During the last 25 years, satellites have been observing the Arctic and have witnessed reductions in the minimum ice extent – the lowest amount of ice recorded in the area annually – at the end of summer from around 8 million km² in the early 1980s to the historic minimum of less than 5.5 million km² in 2005, changes widely viewed as a consequence of greenhouse warming.

Satellite observations in the past couple of years have also shown that the extent of perennial ice is rapidly declining, but this strange condition in late August marks the first time the perennial ice pack appears to exhibit thinner and more mobile conditions in the European sector of the Central Arctic than in earlier years.

Both sets of images were taken by two different satellite instruments – ASAR on the left and AMSR-E on the right. In the coloured AMSR-E images, ice cover, or the concentration of ice, is represented by the colour. Pink represents pack ice and the colour blue open water. Intermediate colours orange, yellow, and green indicate lower ice concentrations of 70%, 50% and 30%, respectively. In the ASAR images, ice cover is represented by the uniform grey area which extends radially-outwards from the North Pole, represented by the central black hole.

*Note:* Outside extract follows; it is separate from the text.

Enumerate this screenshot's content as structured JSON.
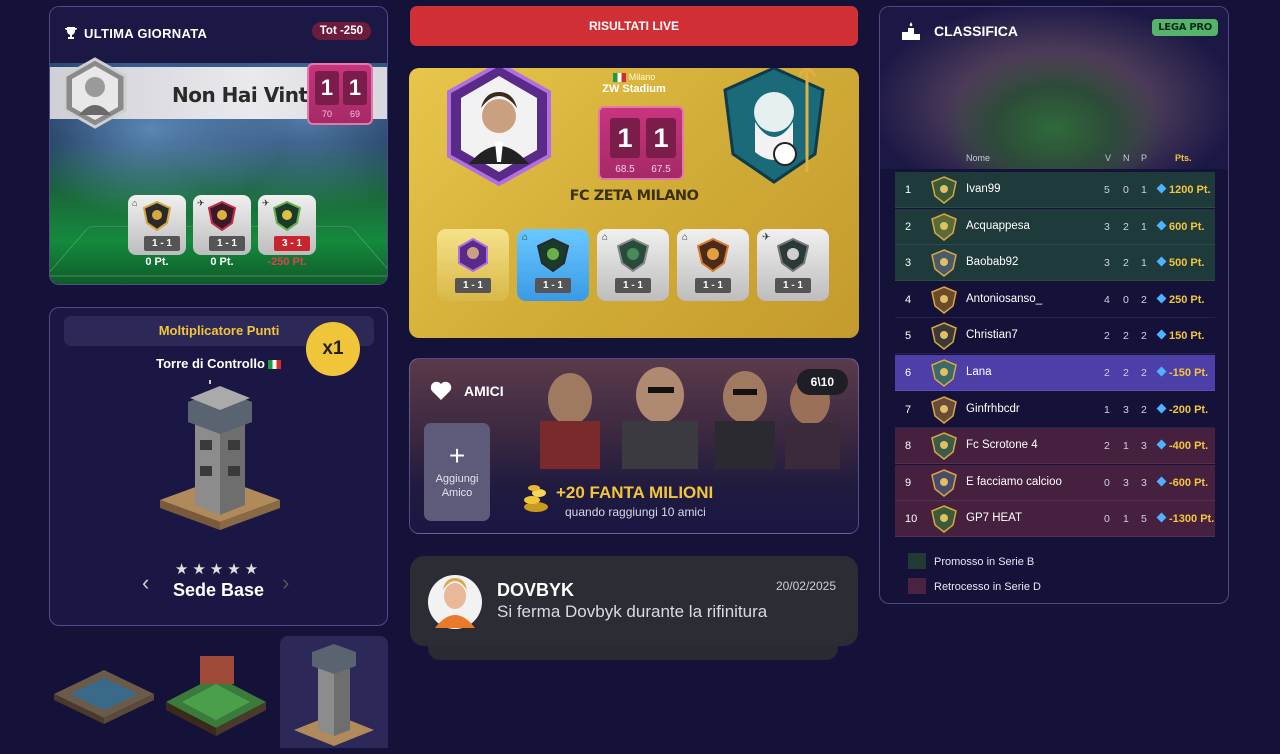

The set of images on the top were both acquired on 24 August 2005, while the bottom left ASAR image was acquired on 23 August 2006 and the AMSR-E on 24 August 2006. In 2005, the uniform grey area in the ASAR image and the pink colour in the AMSR-E image are both consistent all the way around the pole (black hole), indicating pack ice with 100% ice concentration.

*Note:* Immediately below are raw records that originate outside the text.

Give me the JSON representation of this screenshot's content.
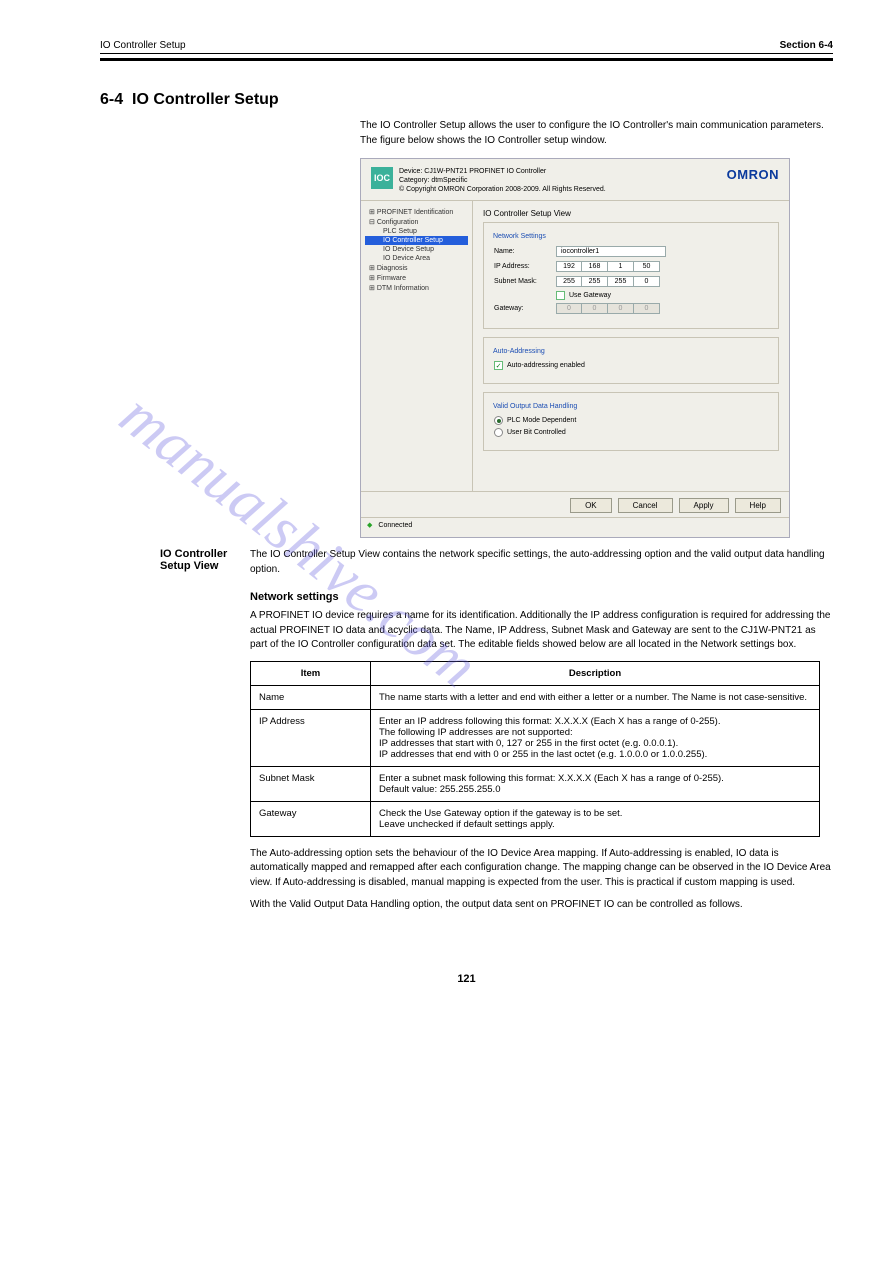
{
  "header": {
    "left": "IO Controller Setup",
    "right_section": "Section 6-4"
  },
  "section": {
    "number": "6-4",
    "title": "IO Controller Setup",
    "intro": "The IO Controller Setup allows the user to configure the IO Controller's main communication parameters. The figure below shows the IO Controller setup window.",
    "body1": "The IO Controller Setup View contains the network specific settings, the auto-addressing option and the valid output data handling option.",
    "body2": "A PROFINET IO device requires a name for its identification. Additionally the IP address configuration is required for addressing the actual PROFINET IO data and acyclic data. The Name, IP Address, Subnet Mask and Gateway are sent to the CJ1W-PNT21 as part of the IO Controller configuration data set. The editable fields showed below are all located in the Network settings box.",
    "subhead": "Network settings",
    "table": {
      "headers": [
        "Item",
        "Description"
      ],
      "rows": [
        [
          "Name",
          "The name starts with a letter and end with either a letter or a number. The Name is not case-sensitive."
        ],
        [
          "IP Address",
          "Enter an IP address following this format: X.X.X.X (Each X has a range of 0-255).\nThe following IP addresses are not supported:\nIP addresses that start with 0, 127 or 255 in the first octet (e.g. 0.0.0.1).\nIP addresses that end with 0 or 255 in the last octet (e.g. 1.0.0.0 or 1.0.0.255)."
        ],
        [
          "Subnet Mask",
          "Enter a subnet mask following this format: X.X.X.X (Each X has a range of 0-255).\nDefault value: 255.255.255.0"
        ],
        [
          "Gateway",
          "Check the Use Gateway option if the gateway is to be set.\nLeave unchecked if default settings apply."
        ]
      ]
    },
    "body3": "The Auto-addressing option sets the behaviour of the IO Device Area mapping. If Auto-addressing is enabled, IO data is automatically mapped and remapped after each configuration change. The mapping change can be observed in the IO Device Area view. If Auto-addressing is disabled, manual mapping is expected from the user. This is practical if custom mapping is used.",
    "body4": "With the Valid Output Data Handling option, the output data sent on PROFINET IO can be controlled as follows."
  },
  "sidebar_label": "IO Controller Setup View",
  "app": {
    "ioc": "IOC",
    "device_label": "Device:",
    "device": "CJ1W-PNT21 PROFINET IO Controller",
    "category_label": "Category:",
    "category": "dtmSpecific",
    "copyright": "© Copyright OMRON Corporation 2008-2009. All Rights Reserved.",
    "brand": "OMRON",
    "tree": {
      "t0": "PROFINET Identification",
      "t1": "Configuration",
      "t1a": "PLC Setup",
      "t1b": "IO Controller Setup",
      "t1c": "IO Device Setup",
      "t1d": "IO Device Area",
      "t2": "Diagnosis",
      "t3": "Firmware",
      "t4": "DTM Information"
    },
    "pane_title": "IO Controller Setup View",
    "grp_network": "Network Settings",
    "name_label": "Name:",
    "name_value": "iocontroller1",
    "ip_label": "IP Address:",
    "ip": [
      "192",
      "168",
      "1",
      "50"
    ],
    "mask_label": "Subnet Mask:",
    "mask": [
      "255",
      "255",
      "255",
      "0"
    ],
    "use_gateway": "Use Gateway",
    "gateway_label": "Gateway:",
    "gw": [
      "0",
      "0",
      "0",
      "0"
    ],
    "grp_auto": "Auto-Addressing",
    "auto_enabled": "Auto-addressing enabled",
    "grp_valid": "Valid Output Data Handling",
    "radio_plc": "PLC Mode Dependent",
    "radio_user": "User Bit Controlled",
    "btn_ok": "OK",
    "btn_cancel": "Cancel",
    "btn_apply": "Apply",
    "btn_help": "Help",
    "status": "Connected"
  },
  "watermark": "manualshive.com",
  "page": "121"
}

However in 2006 there is a significant extent of leads – fractures and openings in the sea-ice cover – just below the pole in both the ASAR image, seen as splashes of dark grey and black, and the AMSR-E image (with British Isles shown for scale), seen by the high concentration of yellow, orange and green colours, signifying low ice concentrations.

In the last weeks, what was open water has begun to freeze, as the autumn air temperatures over the Arctic begin to fall. Although a considerable fraction of darker leads can still be seen in the area using ASAR, the AMSR-E sensor no longer shows openings.

ASAR is an active microwave instrument which sends periodic radar pulses toward the Earth and measures the signals return. AMSR-E is a passive microwave instrument which does not send radar pulses down but receives radiation naturally emitted from the Earth. Passive microwave data contain a certain amount of ambiguity in interpretation of ice types, particularly in mid summer during melting. However, this ambiguity is removed in high resolution active microwave data.

Though the reason for the considerable change in the ice pack configuration is still unknown, it is likely due to the stormy weather conditions in August that characterised the month.

The effect stormy conditions have on ice is illustrated in this ASAR image, taken on 25 August 2006, as the ice in the red circle is divergent as a consequence of a low pressure system centred on the North Pole.

"As autumn freeze-up begins, the current pattern will undoubtedly precondition the ice situation in the Central Arctic for the subsequent ice season," Drinkwater said.